Shkodra, en albanés Shkodër, disputa a pocas otras ciudades balcánicas el título de núcleo habitado más antiguo de la región: las excavaciones arqueológicas sitúan un primer asentamiento ilirio ya en el siglo IV a.C., cuando la ciudad, entonces llamada Scodra, era la capital del reino de los labeates y, más tarde, bajo la reina Teuta, un centro de poder que el Imperio romano tuvo que afrontar directamente en las guerras ilirias del siglo III a.C. Conquistada por Roma en 168 a.C., Scodra se convirtió después en provincia bizantina, luego fue disputada entre principados serbios, la casa albanesa de los Balsha y finalmente la República de Venecia, que la convirtió en un bastión defensivo frente al Oriente otomano. Cada época ha dejado huellas todavía legibles en el tejido urbano y en las piezas custodiadas en los museos de la ciudad.
El asedio otomano y los siglos bajo la Sublime Puerta

1478-79 fue el año decisivo: el ejército de Mehmet II asedió Rozafa y la ciudad que se extiende a sus pies, defendidas con tenacidad por venecianos y albaneses al mando de Antonio Loredan. Tras la caída de la fortaleza, Shkodra entró en la órbita otomana y permaneció allí casi cuatrocientos cincuenta años, convirtiéndose en capital de un sanjacado y luego de un vilayato. Bajo el dominio turco la ciudad se enriqueció con mezquitas, bazares y un tejido multiconfesional en el que católicos, musulmanes y más tarde ortodoxos convivieron, construyendo esa tolerancia religiosa que aún hoy caracteriza a Shkodra, llamada no por casualidad la ciudad de las muchas fes.
Independencia, guerras balcánicas y siglo XX

Shkodra desempeñó un papel protagonista en la declaración de independencia albanesa de 1912 y estuvo en el centro de disputas territoriales durante las guerras balcánicas, cuando el ejército montenegrino la ocupó durante algunos meses antes de que las potencias europeas impusieran su devolución a Albania. Durante el siglo XX la ciudad siguió siendo un importante polo cultural y católico, sede de colegios jesuitas y franciscanos, hasta atravesar el duro paréntesis del régimen comunista de Enver Hoxha, que cerró los lugares de culto y reprimió con dureza a la élite intelectual local. Desde los años noventa Shkodra ha reabierto sus iglesias y mezquitas, recuperando gradualmente su papel de bisagra cultural entre Albania, Montenegro y el resto de los Balcanes.
El Castillo de Rozafa

Encaramado sobre un espolón rocoso en la confluencia de los ríos Buna y Drin, el Castillo de Rozafa domina Shkodra desde una altura que permite abarcar de un vistazo toda la ciudad, el lago y las montañas circundantes.
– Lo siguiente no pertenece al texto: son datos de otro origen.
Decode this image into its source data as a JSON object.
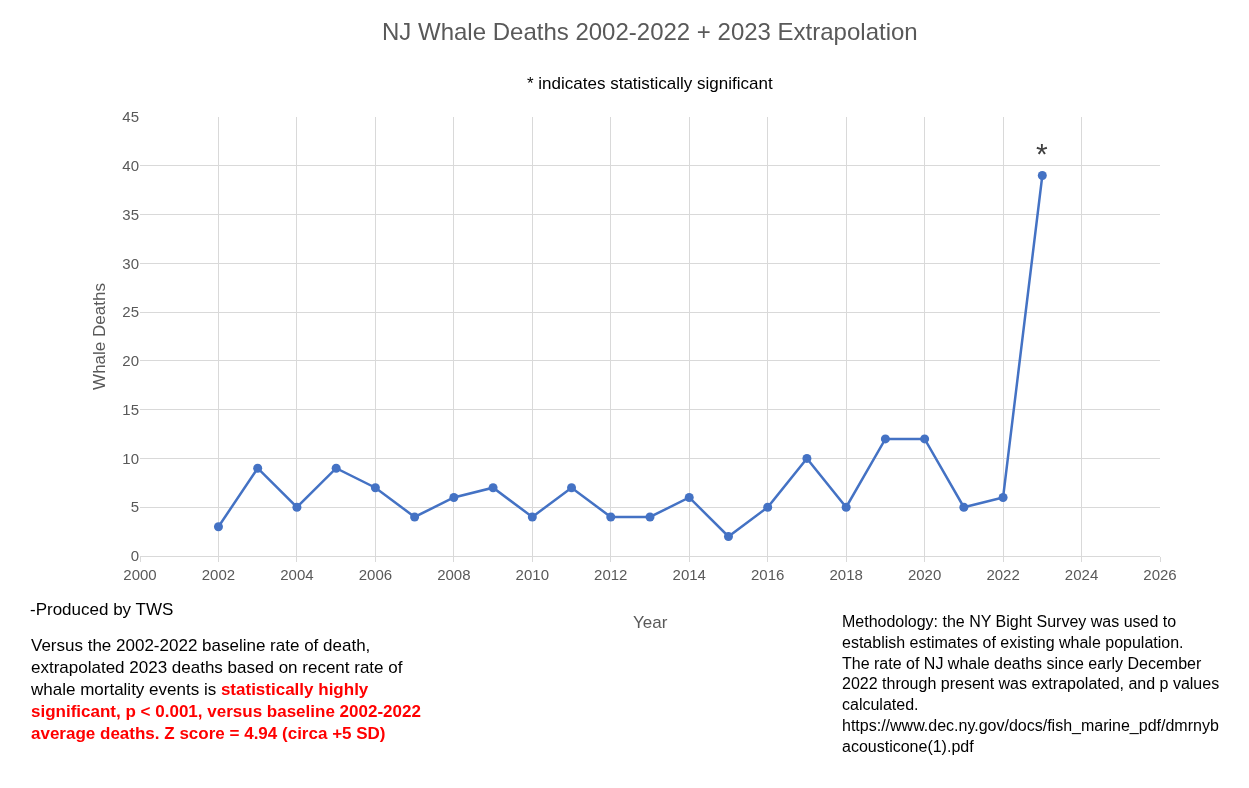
{
  "chart_data": {
    "type": "line",
    "title": "NJ Whale Deaths 2002-2022 + 2023 Extrapolation",
    "subtitle": "* indicates statistically significant",
    "xlabel": "Year",
    "ylabel": "Whale Deaths",
    "x": [
      2002,
      2003,
      2004,
      2005,
      2006,
      2007,
      2008,
      2009,
      2010,
      2011,
      2012,
      2013,
      2014,
      2015,
      2016,
      2017,
      2018,
      2019,
      2020,
      2021,
      2022,
      2023
    ],
    "series": [
      {
        "color": "#4472c4",
        "values": [
          3,
          9,
          5,
          9,
          7,
          4,
          6,
          7,
          4,
          7,
          4,
          4,
          6,
          2,
          5,
          10,
          5,
          12,
          12,
          5,
          6,
          39
        ]
      }
    ],
    "xlim": [
      2000,
      2026
    ],
    "xticks": [
      2000,
      2002,
      2004,
      2006,
      2008,
      2010,
      2012,
      2014,
      2016,
      2018,
      2020,
      2022,
      2024,
      2026
    ],
    "ylim": [
      0,
      45
    ],
    "yticks": [
      0,
      5,
      10,
      15,
      20,
      25,
      30,
      35,
      40,
      45
    ],
    "grid": true,
    "marker": "circle",
    "line_style": "solid",
    "annotations": [
      {
        "text": "*",
        "x": 2023,
        "y": 39
      },
      "-Produced by TWS",
      "Versus the 2002-2022 baseline rate of death, extrapolated 2023 deaths based on recent rate of whale mortality events is",
      "statistically highly significant, p < 0.001, versus baseline 2002-2022 average deaths. Z score = 4.94 (circa +5 SD)",
      "Methodology: the NY Bight Survey was used to establish estimates of existing whale population. The rate of NJ whale deaths since early December 2022 through present was extrapolated, and p values calculated. https://www.dec.ny.gov/docs/fish_marine_pdf/dmrnyb acousticone(1).pdf"
    ]
  }
}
Sus murallas, en parte ilirias, en parte romano-bizantinas y en parte venecianas y otomanas, narran dos mil años de estratificaciones defensivas. El nombre proviene de una leyenda transmitida oralmente: se cuenta que la fortaleza se derrumbaba cada noche hasta que una de las esposas de los tres hermanos constructores aceptó ser emparedada viva en los cimientos, dejando al descubierto solo un pecho para amamantar a su hijo; todavía hoy de la roca parece brotar un líquido blanco que los lugareños llaman leche de Rozafa. En el interior sobreviven los restos de una iglesia transformada en mezquita y luego de nuevo en lugar de culto cristiano, testimonio tangible de los cambios religiosos de la ciudad.
El centro histórico y la Plaza de la Paz

El corazón urbano de Shkodra conserva una traza decimonónica hecha de casas bajas de piedra, patios interiores y el célebre bazar cubierto, todavía animado por talleres artesanos. La Catedral de San Esteban, reabierta al culto tras la caída del comunismo, y la Mezquita de Plomo, con su cúpula de placas metálicas construida en época otomana, se alzan a poca distancia una de otra, símbolo de la convivencia interreligiosa de la ciudad. A poca distancia del centro se encuentra también el Santuario de Nuestra Señora del Buen Consejo, meta de peregrinación para los católicos albaneses, que custodia un icono considerado milagroso y ligado a una leyenda de traslado sobrenatural desde Italia hasta Albania.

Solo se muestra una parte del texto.